1LA situation était devenue très grave. Les municipalités, les partis menaient, chacun, sa propagande en exigeant de grandes réformes sociales. Les communistes, entrés dans les municipalités sous le nom de mencheviks, organisèrent une section communiste et menèrent une lutte à outrance contre leurs vieux camarades, les socialistes.
2Les nouveaux agitateurs avaient surgi en clamant : « Paix avec l’Allemagne ! Mettez fin à la guerre ! Le pouvoir aux ouvriers et à l’Armée Rouge ! »
3Tout était désorganisé. On manquait de ravitaillement et des choses de première nécessité. Un nouveau phénomène fit son apparition : les longues files devant les boutiques.

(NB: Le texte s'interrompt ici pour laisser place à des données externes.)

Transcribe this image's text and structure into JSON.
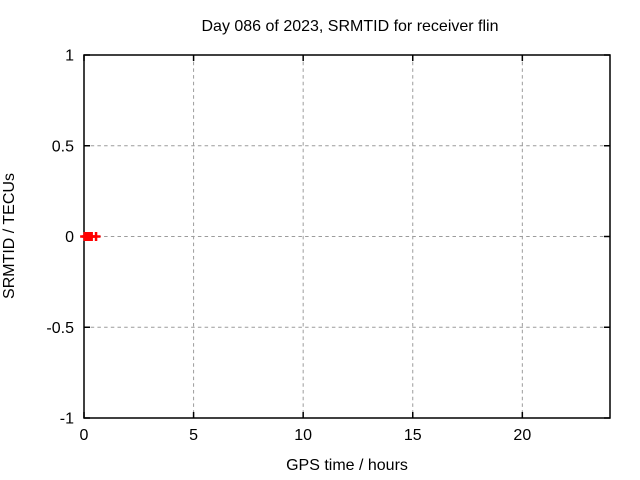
{
  "window": {
    "background": "#ffffff"
  },
  "chart_data": {
    "type": "scatter",
    "title": "Day 086 of 2023, SRMTID for receiver flin",
    "xlabel": "GPS time / hours",
    "ylabel": "SRMTID / TECUs",
    "xlim": [
      0,
      24
    ],
    "ylim": [
      -1,
      1
    ],
    "x_tick_values": [
      0,
      5,
      10,
      15,
      20
    ],
    "x_tick_labels": [
      "0",
      "5",
      "10",
      "15",
      "20"
    ],
    "y_tick_values": [
      -1,
      -0.5,
      0,
      0.5,
      1
    ],
    "y_tick_labels": [
      "-1",
      "-0.5",
      "0",
      "0.5",
      "1"
    ],
    "grid": true,
    "legend": "none",
    "series": [
      {
        "marker": "plus",
        "color": "#ff0000",
        "points": [
          {
            "x": 0.03,
            "y": 0
          },
          {
            "x": 0.12,
            "y": 0
          },
          {
            "x": 0.2,
            "y": 0
          },
          {
            "x": 0.28,
            "y": 0
          },
          {
            "x": 0.35,
            "y": 0
          },
          {
            "x": 0.55,
            "y": 0
          }
        ]
      }
    ],
    "colors": {
      "axis": "#000000",
      "grid": "#9c9c9c",
      "text": "#000000"
    }
  }
}
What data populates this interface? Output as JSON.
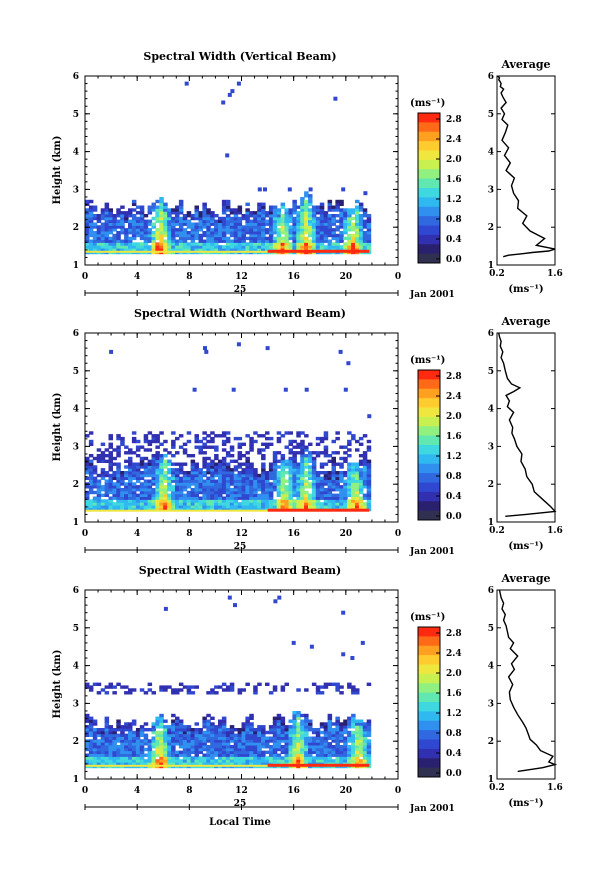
{
  "figure": {
    "x_label": "Local Time",
    "date_label": "Jan 2001",
    "day_label": "25"
  },
  "colorbar": {
    "unit_label": "(ms⁻¹)",
    "tick_labels": [
      "2.8",
      "2.4",
      "2.0",
      "1.6",
      "1.2",
      "0.8",
      "0.4",
      "0.0"
    ],
    "colors": [
      "#ff2a10",
      "#ff6a18",
      "#ffa020",
      "#ffcc30",
      "#f0e640",
      "#c8f050",
      "#90f080",
      "#60e8b0",
      "#40d8e0",
      "#30b8f0",
      "#3090f0",
      "#3068e0",
      "#3048d0",
      "#3030b0",
      "#2a2070",
      "#303050"
    ]
  },
  "chart_data": [
    {
      "type": "heatmap",
      "title": "Spectral Width (Vertical Beam)",
      "xlabel": "",
      "ylabel": "Height (km)",
      "x_ticks": [
        "0",
        "4",
        "8",
        "12",
        "16",
        "20",
        "0"
      ],
      "y_ticks": [
        "1",
        "2",
        "3",
        "4",
        "5",
        "6"
      ],
      "xlim": [
        0,
        24
      ],
      "ylim": [
        1,
        6
      ],
      "colorbar_label": "(ms⁻¹)",
      "colorbar_range": [
        0.0,
        3.0
      ],
      "data_extent_hours": [
        0,
        21.8
      ],
      "dense_layer_top_km": 2.5,
      "peak_height_km": 1.35,
      "convective_plumes": [
        {
          "time_h": 5.6,
          "top_km": 2.8,
          "width": 2.0
        },
        {
          "time_h": 15.0,
          "top_km": 2.5,
          "width": 1.6
        },
        {
          "time_h": 16.8,
          "top_km": 2.9,
          "width": 1.8
        },
        {
          "time_h": 20.4,
          "top_km": 2.5,
          "width": 1.8
        }
      ],
      "sparse_echoes": [
        {
          "time_h": 11.1,
          "height_km": 5.5
        },
        {
          "time_h": 11.3,
          "height_km": 5.6
        },
        {
          "time_h": 10.6,
          "height_km": 5.3
        },
        {
          "time_h": 11.8,
          "height_km": 5.8
        },
        {
          "time_h": 7.8,
          "height_km": 5.8
        },
        {
          "time_h": 19.2,
          "height_km": 5.4
        },
        {
          "time_h": 10.9,
          "height_km": 3.9
        },
        {
          "time_h": 13.4,
          "height_km": 3.0
        },
        {
          "time_h": 13.8,
          "height_km": 3.0
        },
        {
          "time_h": 15.7,
          "height_km": 3.0
        },
        {
          "time_h": 17.3,
          "height_km": 3.0
        },
        {
          "time_h": 19.8,
          "height_km": 3.0
        },
        {
          "time_h": 21.5,
          "height_km": 2.9
        }
      ]
    },
    {
      "type": "heatmap",
      "title": "Spectral Width (Northward Beam)",
      "xlabel": "",
      "ylabel": "Height (km)",
      "x_ticks": [
        "0",
        "4",
        "8",
        "12",
        "16",
        "20",
        "0"
      ],
      "y_ticks": [
        "1",
        "2",
        "3",
        "4",
        "5",
        "6"
      ],
      "xlim": [
        0,
        24
      ],
      "ylim": [
        1,
        6
      ],
      "colorbar_label": "(ms⁻¹)",
      "colorbar_range": [
        0.0,
        3.0
      ],
      "data_extent_hours": [
        0,
        21.8
      ],
      "dense_layer_top_km": 2.5,
      "peak_height_km": 1.3,
      "upper_layer_km": [
        2.5,
        3.4
      ],
      "convective_plumes": [
        {
          "time_h": 5.9,
          "top_km": 2.8,
          "width": 1.8
        },
        {
          "time_h": 15.2,
          "top_km": 2.6,
          "width": 1.6
        },
        {
          "time_h": 16.8,
          "top_km": 2.9,
          "width": 1.6
        },
        {
          "time_h": 20.6,
          "top_km": 2.4,
          "width": 1.6
        }
      ],
      "sparse_echoes": [
        {
          "time_h": 2.0,
          "height_km": 5.5
        },
        {
          "time_h": 9.2,
          "height_km": 5.6
        },
        {
          "time_h": 9.3,
          "height_km": 5.5
        },
        {
          "time_h": 11.8,
          "height_km": 5.7
        },
        {
          "time_h": 14.0,
          "height_km": 5.6
        },
        {
          "time_h": 19.6,
          "height_km": 5.5
        },
        {
          "time_h": 20.2,
          "height_km": 5.2
        },
        {
          "time_h": 8.4,
          "height_km": 4.5
        },
        {
          "time_h": 11.4,
          "height_km": 4.5
        },
        {
          "time_h": 15.4,
          "height_km": 4.5
        },
        {
          "time_h": 17.0,
          "height_km": 4.5
        },
        {
          "time_h": 20.0,
          "height_km": 4.5
        },
        {
          "time_h": 21.8,
          "height_km": 3.8
        }
      ]
    },
    {
      "type": "heatmap",
      "title": "Spectral Width (Eastward Beam)",
      "xlabel": "Local Time",
      "ylabel": "Height (km)",
      "x_ticks": [
        "0",
        "4",
        "8",
        "12",
        "16",
        "20",
        "0"
      ],
      "y_ticks": [
        "1",
        "2",
        "3",
        "4",
        "5",
        "6"
      ],
      "xlim": [
        0,
        24
      ],
      "ylim": [
        1,
        6
      ],
      "colorbar_label": "(ms⁻¹)",
      "colorbar_range": [
        0.0,
        3.0
      ],
      "data_extent_hours": [
        0,
        21.8
      ],
      "dense_layer_top_km": 2.5,
      "peak_height_km": 1.35,
      "upper_layer_km": [
        3.2,
        3.5
      ],
      "convective_plumes": [
        {
          "time_h": 5.6,
          "top_km": 2.7,
          "width": 1.8
        },
        {
          "time_h": 16.2,
          "top_km": 2.8,
          "width": 1.6
        },
        {
          "time_h": 20.8,
          "top_km": 2.6,
          "width": 1.6
        }
      ],
      "sparse_echoes": [
        {
          "time_h": 6.2,
          "height_km": 5.5
        },
        {
          "time_h": 11.1,
          "height_km": 5.8
        },
        {
          "time_h": 11.5,
          "height_km": 5.6
        },
        {
          "time_h": 14.6,
          "height_km": 5.7
        },
        {
          "time_h": 14.9,
          "height_km": 5.8
        },
        {
          "time_h": 19.8,
          "height_km": 5.4
        },
        {
          "time_h": 16.0,
          "height_km": 4.6
        },
        {
          "time_h": 17.4,
          "height_km": 4.5
        },
        {
          "time_h": 21.3,
          "height_km": 4.6
        },
        {
          "time_h": 19.8,
          "height_km": 4.3
        },
        {
          "time_h": 20.5,
          "height_km": 4.2
        }
      ]
    },
    {
      "type": "line",
      "title": "Average",
      "xlabel": "(ms⁻¹)",
      "ylabel": "",
      "x_ticks": [
        "0.2",
        "1.6"
      ],
      "y_ticks": [
        "1",
        "2",
        "3",
        "4",
        "5",
        "6"
      ],
      "xlim": [
        0.2,
        1.6
      ],
      "ylim": [
        1,
        6
      ],
      "x": [
        0.35,
        0.48,
        0.82,
        1.05,
        1.45,
        1.62,
        1.15,
        1.35,
        1.0,
        0.82,
        0.92,
        0.7,
        0.72,
        0.6,
        0.55,
        0.62,
        0.42,
        0.52,
        0.38,
        0.48,
        0.32,
        0.4,
        0.46,
        0.32,
        0.38,
        0.3,
        0.42,
        0.34,
        0.3,
        0.36,
        0.28,
        0.3,
        0.27,
        0.24,
        0.26,
        0.22
      ],
      "y": [
        1.22,
        1.26,
        1.3,
        1.33,
        1.37,
        1.42,
        1.52,
        1.7,
        1.9,
        2.1,
        2.3,
        2.5,
        2.7,
        2.9,
        3.1,
        3.3,
        3.5,
        3.7,
        3.9,
        4.1,
        4.3,
        4.5,
        4.7,
        4.85,
        5.0,
        5.15,
        5.3,
        5.45,
        5.55,
        5.65,
        5.72,
        5.8,
        5.86,
        5.9,
        5.95,
        6.0
      ]
    },
    {
      "type": "line",
      "title": "Average",
      "xlabel": "(ms⁻¹)",
      "ylabel": "",
      "x_ticks": [
        "0.2",
        "1.6"
      ],
      "y_ticks": [
        "1",
        "2",
        "3",
        "4",
        "5",
        "6"
      ],
      "xlim": [
        0.2,
        1.6
      ],
      "ylim": [
        1,
        6
      ],
      "x": [
        0.4,
        0.9,
        1.6,
        1.5,
        1.3,
        1.1,
        1.05,
        0.92,
        0.88,
        0.78,
        0.8,
        0.68,
        0.62,
        0.56,
        0.58,
        0.5,
        0.6,
        0.45,
        0.5,
        0.42,
        0.6,
        0.75,
        0.55,
        0.45,
        0.4,
        0.36,
        0.3,
        0.34,
        0.28,
        0.3,
        0.26,
        0.24
      ],
      "y": [
        1.15,
        1.2,
        1.28,
        1.4,
        1.6,
        1.8,
        2.0,
        2.2,
        2.4,
        2.6,
        2.8,
        3.0,
        3.2,
        3.35,
        3.5,
        3.7,
        3.9,
        4.05,
        4.2,
        4.35,
        4.45,
        4.55,
        4.65,
        4.8,
        5.0,
        5.2,
        5.35,
        5.5,
        5.65,
        5.78,
        5.9,
        6.0
      ]
    },
    {
      "type": "line",
      "title": "Average",
      "xlabel": "(ms⁻¹)",
      "ylabel": "",
      "x_ticks": [
        "0.2",
        "1.6"
      ],
      "y_ticks": [
        "1",
        "2",
        "3",
        "4",
        "5",
        "6"
      ],
      "xlim": [
        0.2,
        1.6
      ],
      "ylim": [
        1,
        6
      ],
      "x": [
        0.7,
        1.3,
        1.6,
        1.45,
        1.55,
        1.25,
        1.15,
        1.0,
        0.95,
        0.9,
        0.82,
        0.7,
        0.6,
        0.52,
        0.5,
        0.58,
        0.48,
        0.62,
        0.55,
        0.7,
        0.52,
        0.6,
        0.48,
        0.45,
        0.42,
        0.36,
        0.4,
        0.32,
        0.36,
        0.3,
        0.26
      ],
      "y": [
        1.2,
        1.3,
        1.38,
        1.45,
        1.6,
        1.75,
        1.9,
        2.05,
        2.2,
        2.35,
        2.5,
        2.7,
        2.9,
        3.1,
        3.3,
        3.5,
        3.7,
        3.9,
        4.05,
        4.25,
        4.45,
        4.6,
        4.75,
        4.9,
        5.05,
        5.2,
        5.35,
        5.5,
        5.65,
        5.8,
        6.0
      ]
    }
  ]
}
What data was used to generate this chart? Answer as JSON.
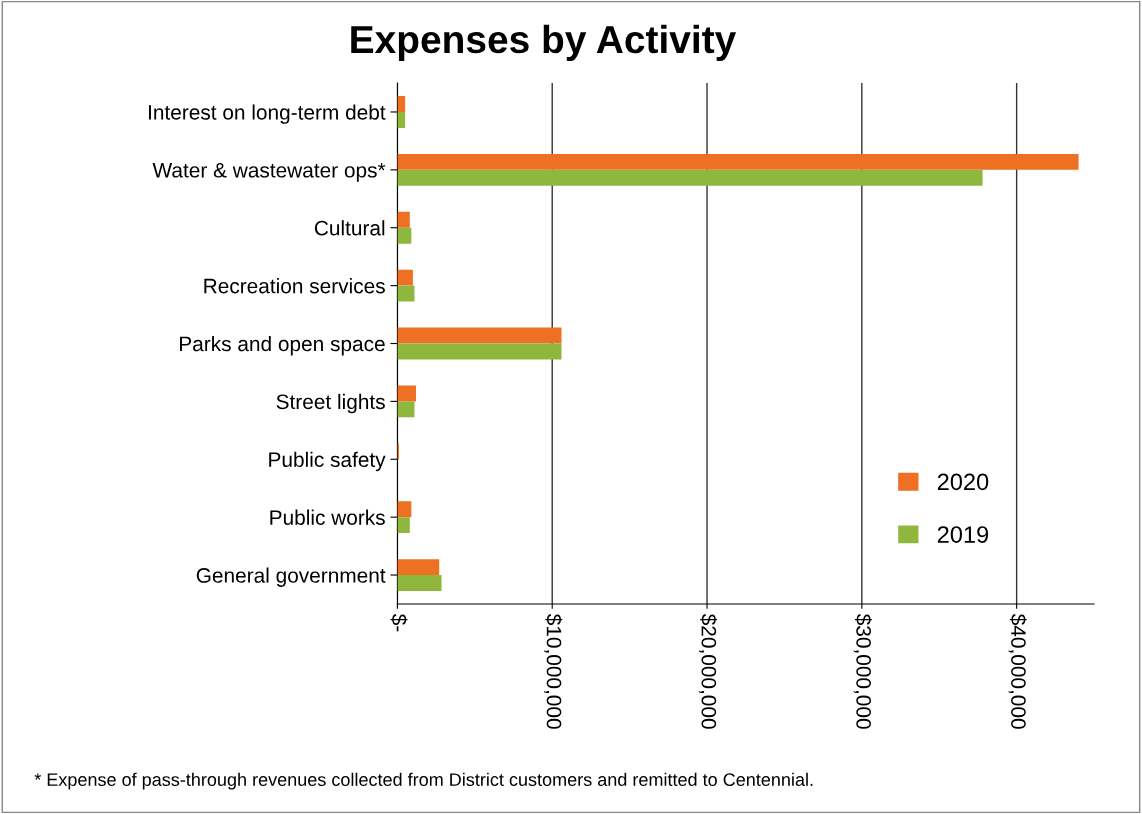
{
  "chart_data": {
    "type": "bar",
    "orientation": "horizontal",
    "title": "Expenses by Activity",
    "categories": [
      "Interest on long-term debt",
      "Water & wastewater ops*",
      "Cultural",
      "Recreation services",
      "Parks and open space",
      "Street lights",
      "Public safety",
      "Public works",
      "General government"
    ],
    "series": [
      {
        "name": "2020",
        "color": "#ed7023",
        "values": [
          500000,
          44000000,
          800000,
          1000000,
          10600000,
          1200000,
          100000,
          900000,
          2700000
        ]
      },
      {
        "name": "2019",
        "color": "#8fb73e",
        "values": [
          500000,
          37800000,
          900000,
          1100000,
          10600000,
          1100000,
          null,
          800000,
          2850000
        ]
      }
    ],
    "xlim": [
      0,
      45000000
    ],
    "xticks": [
      {
        "value": 0,
        "label": "$-"
      },
      {
        "value": 10000000,
        "label": "$10,000,000"
      },
      {
        "value": 20000000,
        "label": "$20,000,000"
      },
      {
        "value": 30000000,
        "label": "$30,000,000"
      },
      {
        "value": 40000000,
        "label": "$40,000,000"
      }
    ],
    "grid": "x",
    "legend": "bottom right",
    "annotations": [
      "* Expense of pass-through revenues collected from District customers and remitted to Centennial."
    ]
  }
}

4Le travail devenait extrêmement compliqué. Chaque jour de nouvelles délégations d’ouvriers arrivaient, des agitateurs qu’on n’avait jamais vus auparavant et les représentants des soldats
5Ma tâche était difficile aussi bien au Conseil Municipal que dans la section du ravitaillement et du chauffage que je dirigeais. Le « marché noir » s’était introduit petit à petit. Les prix montaient et les masses populaires s’agitaient chaque jour davantage. J accomplissais ma tache avec la dernière énergie pour trouver le ravitaillement et tout le nécessaire. J’avais élargi le travail de notre usine de produits charcutiers en même temps que celui des coopératives.
6De temps en temps je partais à la recherche des produits indispensables et je réussis, quoique avec beaucoup de difficultés, à faire en sorte que la population de Riazan comme l’armée eussent tout ce dont elles avaient besoin.
7Cependant on sentait déjà que la situation était devenue explosive. Non seulement on exigeait de nous des réformes sociales qu’il n’était pas en notre pouvoir de réaliser, mais encore on excitait les masses par des slogans démagogiques. On entendait dans les meetings de nombreux meneurs entraîner la foule à exiger la terre aux paysans, les usines aux ouvriers et la paix avec les Allemands.
8Le paysan russe a depuis toujours rêvé de sa terre qu’il appelle tendrement « zemlitsa ». Aussi la propagande pour arrêter la guerre était-elle astucieuse ; elle donnait satisfaction non seulement aux soldats du front, mais aussi à leurs parents et épouses. C’est dans ces cercles-là que les discours enflammés des communitses électrisaient les masses et rendaient l’atmosphère plus grave.
9Des mots d’ordre se firent entendre qui exigeaient la réquisition de tous les magasins pour en distribuer les marchandises aux foules, et on alla jusqu’à dire qu’il lallait réquisitionner chez chaque particulier tout ce qu’il possédait.
10Un beau jour une bande communiste se livra à une attaque à main armée contre les Postes, télégraphes et téléphones pour s’emparer de l’édifice. La municipalité, aidée par la police, prit des mesures pour les en chasser.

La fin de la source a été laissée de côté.